Breaking the pattern

The pattern is the regular and repeated way in which something happens or is done. Consider breaking the pattern when you need to achieve your results.


If you can detect a pattern in human communication, you can predict this communication outcome and influence it. 

Understand that influencing something means that you either do something to change the route (the continuation) of the pattern or predict that the pattern’s continuation is in your favor. You let it unfold to serve your interests. 


How to use patterns to your advantage?


1st. Prepare for communications where you know you will face a sequence of expected human communication and try to figure out how to influence this communication to go your way.


2nd. Set up situations that are going to drive to a pattern of events for your favor. 


Let me give you some examples of that.


You are going to have an interview with a potential employer. 

You think you know the criteria that they are searching for and know your strengths and weaknesses. 


You want to influence this communication positively for you so that they hire you for this specific position. 

Break the ice and achieve a positive and friendly rapport with your interviewers. 


Do not open topics that can unfold against you. If, for example, using specific tools online is not your biggest strength, avoid mentioning those tools or avoid bringing the conversation in a position where those tools will be asked. 

Instead, drive the conversation in the topics you are strong. You can do that either directly (do not underestimate the power of direct addressing issues) or indirectly direct the conversation to those topics. 

For example: If your strength is selling in Technical directors, you can mention a quote that will drive the conversation on this topic, such as: “Technical directors are notorious for their introvercy and reluctancy on receiving sales calls.” A statement like this can drive the conversation to this topic, where you know you are strong. 

Setting up situations where the pattern that is going to evolve from there will be in your favor. 

Receive information about your counterparty.
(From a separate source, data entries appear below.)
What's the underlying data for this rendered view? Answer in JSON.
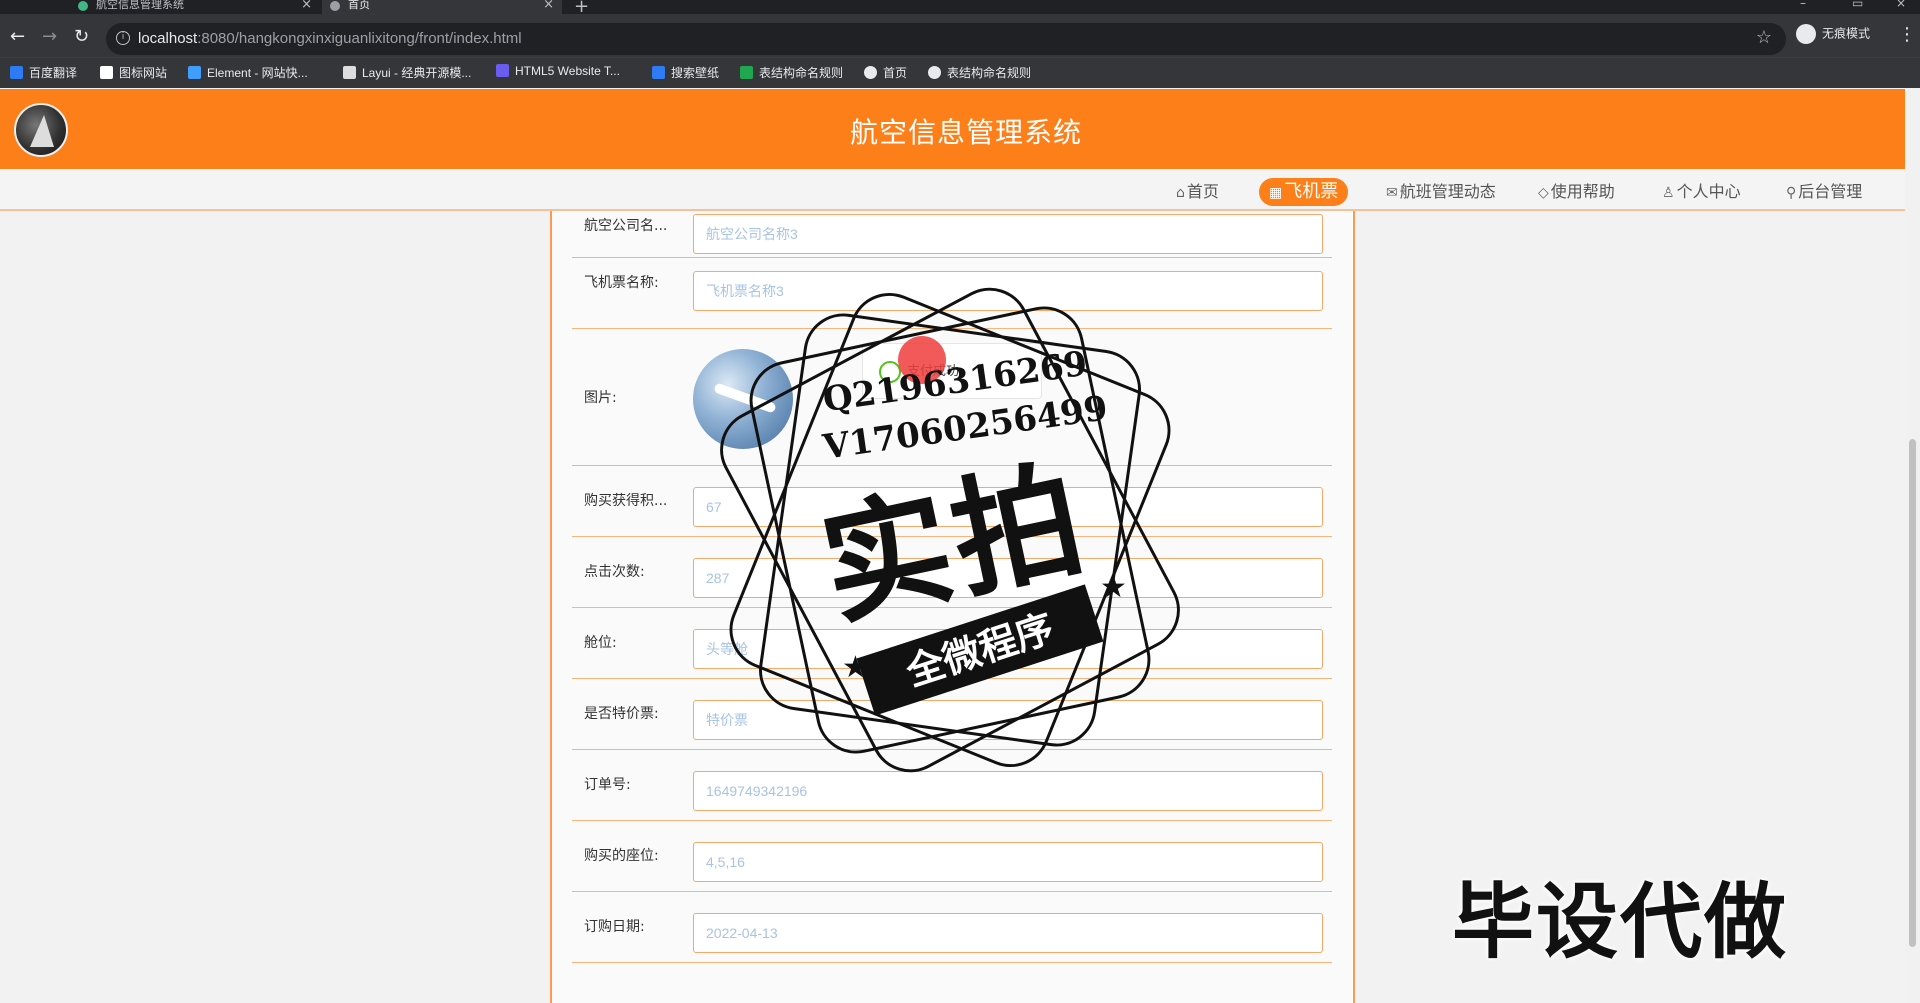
{
  "browser": {
    "tabs": [
      {
        "title": "航空信息管理系统",
        "active": false
      },
      {
        "title": "首页",
        "active": true
      }
    ],
    "url_host": "localhost",
    "url_rest": ":8080/hangkongxinxiguanlixitong/front/index.html",
    "profile_label": "无痕模式",
    "bookmarks": [
      {
        "label": "百度翻译",
        "color": "#2f7bf5"
      },
      {
        "label": "图标网站",
        "color": "#ffffff"
      },
      {
        "label": "Element - 网站快...",
        "color": "#409eff"
      },
      {
        "label": "Layui - 经典开源模...",
        "color": "#dddddd"
      },
      {
        "label": "HTML5 Website T...",
        "color": "#6b5cf0"
      },
      {
        "label": "搜索壁纸",
        "color": "#2f7bf5"
      },
      {
        "label": "表结构命名规则",
        "color": "#1fa84f"
      },
      {
        "label": "首页",
        "color": "#e8eaed"
      },
      {
        "label": "表结构命名规则",
        "color": "#e8eaed"
      }
    ]
  },
  "site": {
    "title": "航空信息管理系统",
    "accent": "#fd7f1a",
    "nav": [
      {
        "label": "首页",
        "icon": "home-icon",
        "glyph": "⌂",
        "active": false
      },
      {
        "label": "飞机票",
        "icon": "ticket-icon",
        "glyph": "▦",
        "active": true
      },
      {
        "label": "航班管理动态",
        "icon": "mail-icon",
        "glyph": "✉",
        "active": false
      },
      {
        "label": "使用帮助",
        "icon": "tag-icon",
        "glyph": "◇",
        "active": false
      },
      {
        "label": "个人中心",
        "icon": "user-icon",
        "glyph": "♙",
        "active": false
      },
      {
        "label": "后台管理",
        "icon": "link-icon",
        "glyph": "⚲",
        "active": false
      }
    ]
  },
  "form": {
    "fields": [
      {
        "label": "航空公司名...",
        "value": "航空公司名称3",
        "type": "text"
      },
      {
        "label": "飞机票名称:",
        "value": "飞机票名称3",
        "type": "text"
      },
      {
        "label": "图片:",
        "value": "",
        "type": "image"
      },
      {
        "label": "购买获得积...",
        "value": "67",
        "type": "text"
      },
      {
        "label": "点击次数:",
        "value": "287",
        "type": "text"
      },
      {
        "label": "舱位:",
        "value": "头等舱",
        "type": "text"
      },
      {
        "label": "是否特价票:",
        "value": "特价票",
        "type": "text"
      },
      {
        "label": "订单号:",
        "value": "1649749342196",
        "type": "text"
      },
      {
        "label": "购买的座位:",
        "value": "4,5,16",
        "type": "text"
      },
      {
        "label": "订购日期:",
        "value": "2022-04-13",
        "type": "text"
      }
    ]
  },
  "toast": {
    "text": "支付成功"
  },
  "watermark": {
    "line1": "Q2196316269",
    "line2": "V17060256499",
    "big": "实拍",
    "ribbon": "全微程序",
    "corner": "毕设代做"
  }
}
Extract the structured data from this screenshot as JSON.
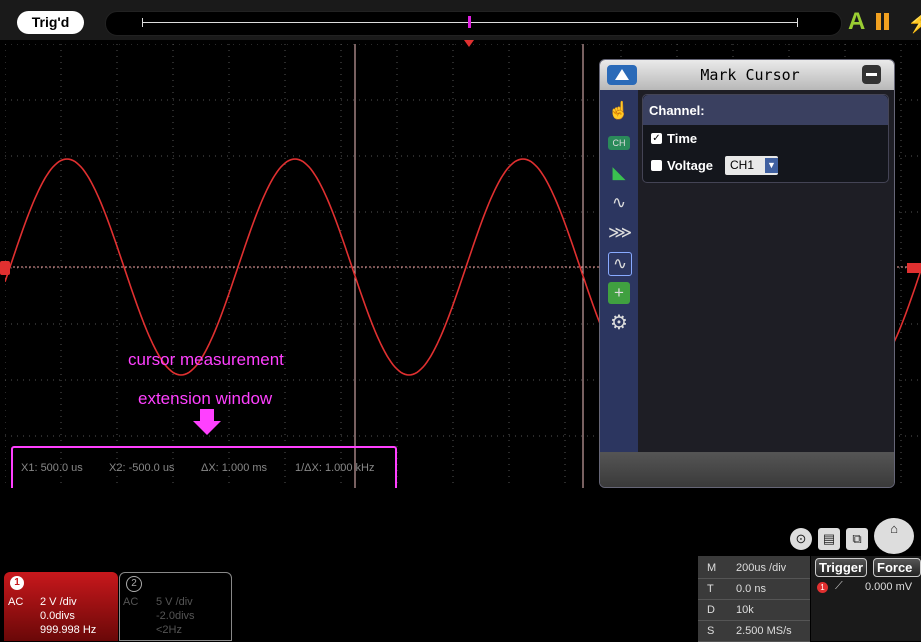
{
  "top_bar": {
    "trigger_status": "Trig'd",
    "auto_icon": "A",
    "icons": [
      "auto-icon",
      "pause-icon",
      "power-icon"
    ]
  },
  "mark_cursor_panel": {
    "title": "Mark Cursor",
    "channel_label": "Channel:",
    "time_option": "Time",
    "time_checked": true,
    "voltage_option": "Voltage",
    "voltage_checked": false,
    "voltage_channel": "CH1",
    "side_icons": [
      "hand-pointer-icon",
      "ch-icon",
      "ruler-icon",
      "waveform-icon",
      "fft-icon",
      "math-wave-icon",
      "crosshair-icon",
      "gear-icon"
    ]
  },
  "annotation": {
    "line1": "cursor measurement",
    "line2": "extension window"
  },
  "measurements": {
    "x1": "X1: 500.0 us",
    "x2": "X2: -500.0 us",
    "dx": "ΔX: 1.000 ms",
    "inv_dx": "1/ΔX: 1.000 kHz"
  },
  "ch1": {
    "number": "1",
    "coupling": "AC",
    "scale": "2 V /div",
    "offset": "0.0divs",
    "freq": "999.998 Hz"
  },
  "ch2": {
    "number": "2",
    "coupling": "AC",
    "scale": "5 V /div",
    "offset": "-2.0divs",
    "freq": "<2Hz"
  },
  "horizontal": {
    "rows": [
      {
        "key": "M",
        "value": "200us /div"
      },
      {
        "key": "T",
        "value": "0.0 ns"
      },
      {
        "key": "D",
        "value": "10k"
      },
      {
        "key": "S",
        "value": "2.500 MS/s"
      }
    ]
  },
  "trigger": {
    "trigger_label": "Trigger",
    "force_label": "Force",
    "level": "0.000 mV"
  },
  "colors": {
    "waveform": "#e03030",
    "accent": "#ff40ff",
    "grid": "#555555",
    "cursor": "#f0c0c0"
  }
}
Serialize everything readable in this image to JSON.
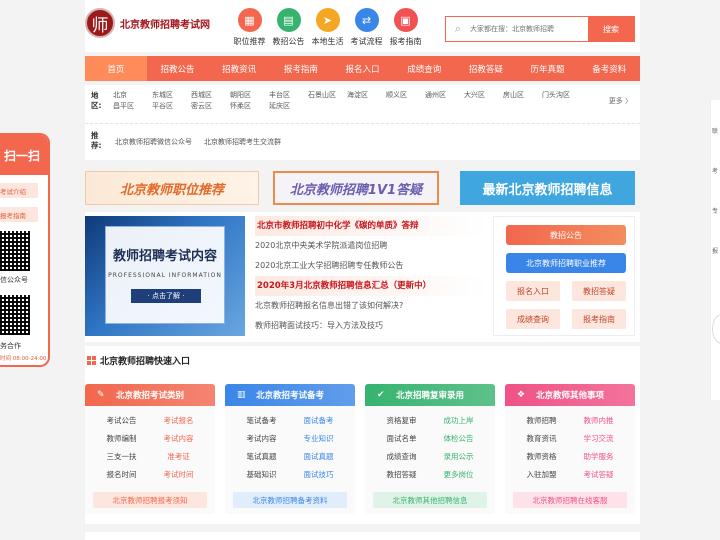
{
  "header": {
    "logo_char": "师",
    "logo_text": "北京教师招聘考试网",
    "quick_icons": [
      {
        "label": "职位推荐",
        "color": "#f2674e",
        "icon": "briefcase-icon",
        "glyph": "▦"
      },
      {
        "label": "教招公告",
        "color": "#37b36f",
        "icon": "calendar-icon",
        "glyph": "▤"
      },
      {
        "label": "本地生活",
        "color": "#f5a623",
        "icon": "send-icon",
        "glyph": "➤"
      },
      {
        "label": "考试流程",
        "color": "#3a86e8",
        "icon": "flow-icon",
        "glyph": "⇄"
      },
      {
        "label": "报考指南",
        "color": "#f05252",
        "icon": "guide-icon",
        "glyph": "▣"
      }
    ],
    "search_placeholder": "大家都在搜：北京教师招聘",
    "search_button": "搜索"
  },
  "nav": [
    "首页",
    "招教公告",
    "招教资讯",
    "报考指南",
    "报名入口",
    "成绩查询",
    "招教答疑",
    "历年真题",
    "备考资料"
  ],
  "filter": {
    "area_label": "地区:",
    "districts": [
      "北京",
      "东城区",
      "西城区",
      "朝阳区",
      "丰台区",
      "石景山区",
      "海淀区",
      "顺义区",
      "通州区",
      "大兴区",
      "房山区",
      "门头沟区",
      "昌平区",
      "平谷区",
      "密云区",
      "怀柔区",
      "延庆区"
    ],
    "more": "更多 〉",
    "rec_label": "推荐:",
    "recommends": [
      "北京教师招聘微信公众号",
      "北京教师招聘考生交流群"
    ]
  },
  "banners": [
    "北京教师职位推荐",
    "北京教师招聘1V1答疑",
    "最新北京教师招聘信息"
  ],
  "feature": {
    "title": "教师招聘考试内容",
    "subtitle": "PROFESSIONAL INFORMATION",
    "button": "· 点击了解 ·"
  },
  "news": [
    {
      "text": "北京市教师招聘初中化学《碳的单质》答辩",
      "highlight": true
    },
    {
      "text": "2020北京中央美术学院派遣岗位招聘",
      "highlight": false
    },
    {
      "text": "2020北京工业大学招聘招聘专任教师公告",
      "highlight": false
    },
    {
      "text": "2020年3月北京教师招聘信息汇总（更新中）",
      "highlight": true
    },
    {
      "text": "北京教师招聘报名信息出错了该如何解决?",
      "highlight": false
    },
    {
      "text": "教师招聘面试技巧：导入方法及技巧",
      "highlight": false
    }
  ],
  "sidebox": {
    "big_buttons": [
      "教招公告",
      "北京教师招聘职业推荐"
    ],
    "small_buttons": [
      "报名入口",
      "教招答疑",
      "成绩查询",
      "报考指南"
    ]
  },
  "quick": {
    "title": "北京教师招聘快速入口",
    "categories": [
      {
        "title": "北京教招考试类别",
        "color": "#f2674e",
        "foot_bg": "#fde6dd",
        "icon": "pencil-icon",
        "glyph": "✎",
        "links": [
          "考试公告",
          "考试报名",
          "教师编制",
          "考试内容",
          "三支一扶",
          "准考证",
          "报名时间",
          "考试时间"
        ],
        "foot": "北京教师招聘报考须知"
      },
      {
        "title": "北京教招考试备考",
        "color": "#3a86e8",
        "foot_bg": "#e2edfb",
        "icon": "book-icon",
        "glyph": "▥",
        "links": [
          "笔试备考",
          "面试备考",
          "考试内容",
          "专业知识",
          "笔试真题",
          "面试真题",
          "基础知识",
          "面试技巧"
        ],
        "foot": "北京教师招聘备考资料"
      },
      {
        "title": "北京招聘复审录用",
        "color": "#37b36f",
        "foot_bg": "#e0f3e8",
        "icon": "check-icon",
        "glyph": "✔",
        "links": [
          "资格复审",
          "成功上岸",
          "面试名单",
          "体检公告",
          "成绩查询",
          "录用公示",
          "教招答疑",
          "更多岗位"
        ],
        "foot": "北京教师其他招聘信息"
      },
      {
        "title": "北京教师其他事项",
        "color": "#f05285",
        "foot_bg": "#fde2ea",
        "icon": "grid-icon",
        "glyph": "❖",
        "links": [
          "教师招聘",
          "教师内推",
          "教育资讯",
          "学习交流",
          "教师资格",
          "助学服务",
          "入驻加盟",
          "考试答疑"
        ],
        "foot": "北京教师招聘在线客服"
      }
    ]
  },
  "left_float": {
    "head": "扫一扫",
    "tags": [
      "考试介绍",
      "报考指南"
    ],
    "text1": "信公众号",
    "text2": "务合作",
    "foot": "时间 08:00-24:00"
  },
  "right_float": [
    "联",
    "考",
    "专",
    "报"
  ]
}
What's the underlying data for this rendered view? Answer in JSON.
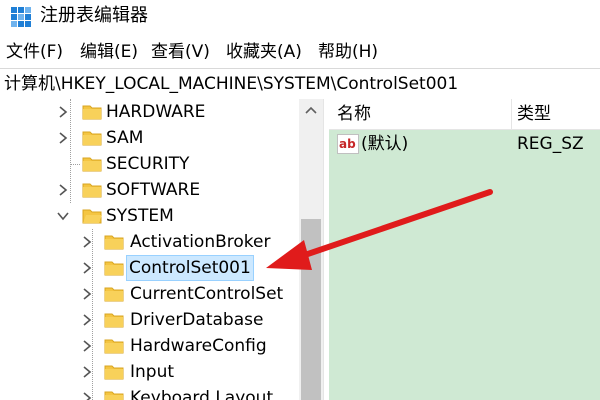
{
  "window": {
    "title": "注册表编辑器"
  },
  "menu": {
    "file": "文件(F)",
    "edit": "编辑(E)",
    "view": "查看(V)",
    "favorites": "收藏夹(A)",
    "help": "帮助(H)"
  },
  "address": {
    "path": "计算机\\HKEY_LOCAL_MACHINE\\SYSTEM\\ControlSet001"
  },
  "tree": {
    "items": [
      {
        "label": "HARDWARE"
      },
      {
        "label": "SAM"
      },
      {
        "label": "SECURITY"
      },
      {
        "label": "SOFTWARE"
      },
      {
        "label": "SYSTEM"
      },
      {
        "label": "ActivationBroker"
      },
      {
        "label": "ControlSet001"
      },
      {
        "label": "CurrentControlSet"
      },
      {
        "label": "DriverDatabase"
      },
      {
        "label": "HardwareConfig"
      },
      {
        "label": "Input"
      },
      {
        "label": "Keyboard Layout"
      }
    ],
    "selected": "ControlSet001"
  },
  "values": {
    "columns": {
      "name": "名称",
      "type": "类型"
    },
    "rows": [
      {
        "name": "(默认)",
        "type": "REG_SZ"
      }
    ]
  },
  "colors": {
    "values_bg": "#cfe9d3",
    "selection_bg": "#cce8ff",
    "folder": "#f4c542",
    "arrow": "#e01b1b",
    "app_icon": "#1f7fd6"
  },
  "icons": {
    "app": "registry-editor-icon",
    "folder": "folder-icon",
    "chevron_right": "chevron-right-icon",
    "chevron_down": "chevron-down-icon",
    "string_value": "ab-string-value-icon"
  }
}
What the counterparty likes or doesn’t like, fear or favor. 

Then set up the scenery of the conversation with the elements that will most probably drive to the pattern that will lead to your favored outcome. 

The boldest example that comes to my mind regarding this topic is the Paris Peace Accords, where the North Vietnamese Delegation insisted on having those talks at a round table. On a round table, all the people seated at the table had equal weight and equal say in matters. 

The setup of the environment puts all negotiating parties in an equal position. On the contrary, where the seated position of the one-party is elevated will tell you at a glance who has the authority. 

When I was selling time-sharing back in the day, the meetings with the couples invited for the meeting took place on a small, rounded table. When the agent was male, he sat next to the husband, and when the agent was female, she sat next to the wife so that the visual picture does not show as a threat to the opposite partner. Every detail of those meetings has been set up in that way to drive to the wanted outcome. To create specific patterns where the unfolding of them would lead to the desired result. 

When you see that the unfolding of the pattern divers from your goals, then disrupt or break this pattern. 

Patterns often do not unfold the way we want them to develop. If you detect that the unfolding of the routine goes the wrong direction, stop it or break it. If you do so, things might not go your way, but most commonly and with most certainty, a negative unfolding will end against you. 

By breaking patterns, you might be able to bring a different outcome.

Breaking the pattern

The most common answer to give is to do something that is not predicted in the sequence of events to unfold. 


The unexpected will shuffle the deck of the cards and will redirect the current conversation. That redirection is going to bring a different outcome than the one that was about to come. It might turn against you, but at least you have a chance. 

Here is an example I am very familiar with. 

The following is a sample telephone conversation with a “gatekeeper,” a secretary who wants to “filter” the incoming calls to her manager. The scenario is this. Every day several salespeople try to reach out to her manager. They follow up a particular script, which triggers a response from her and unfolds a communication pattern. Let’s name our secretary Jane and let’s name the agent that calls Carl. John Miller is the head of IT, the person Carl wants to speak to. 

The unfolding of the pattern.

Jane: Z technologies, this is Jane, how may I help you, please?

WRONG: Carl: Goodmorning Jane, my name is Carl from the company Luminus marketing. May I speak with Mr. Miller, please? Carl verifies exactly the salesperson pattern. He introduces himself as a good boy, he says his name is Carl, but he asks for Mr. Miller, he sets an unequal setup for a conversation. Carl vs. Mr. Miller. Wrong

CORRECT: Carl: Goodmorning Jane, I would like to speak with John. (He does not introduce himself (as salespeople typically do), and he refers to Mr. Miller as John. That makes Jane doubt with whom she is speaking. Is it a friend or her boss? Is he an important person? 

This wording is breaking the pattern that Jane has in her mind about a sales telephone call. 

At this introduction, she responds as follows: 

Jane: What does this regard, Carl? 

Carl: John knows what this regard. Breaking the pattern Carl does not discuss with Jane what the content of this call is going to be. That brings much confusion to Jane; she does not know what to do. Because she is in doubt, she passes the call to John Miller. Carl achieved his goal. 

Jane: Thank you for calling. Mr. Miller is not available now. Send us an email please to

Carl: But I wanted to speak with Mr. Miller.

Jane: You need to send us an email first. We are going to read it and let you know if there is interest. 

Carl: OK, thank you very much. The call ended as predicted from the initiated pattern at the beginning.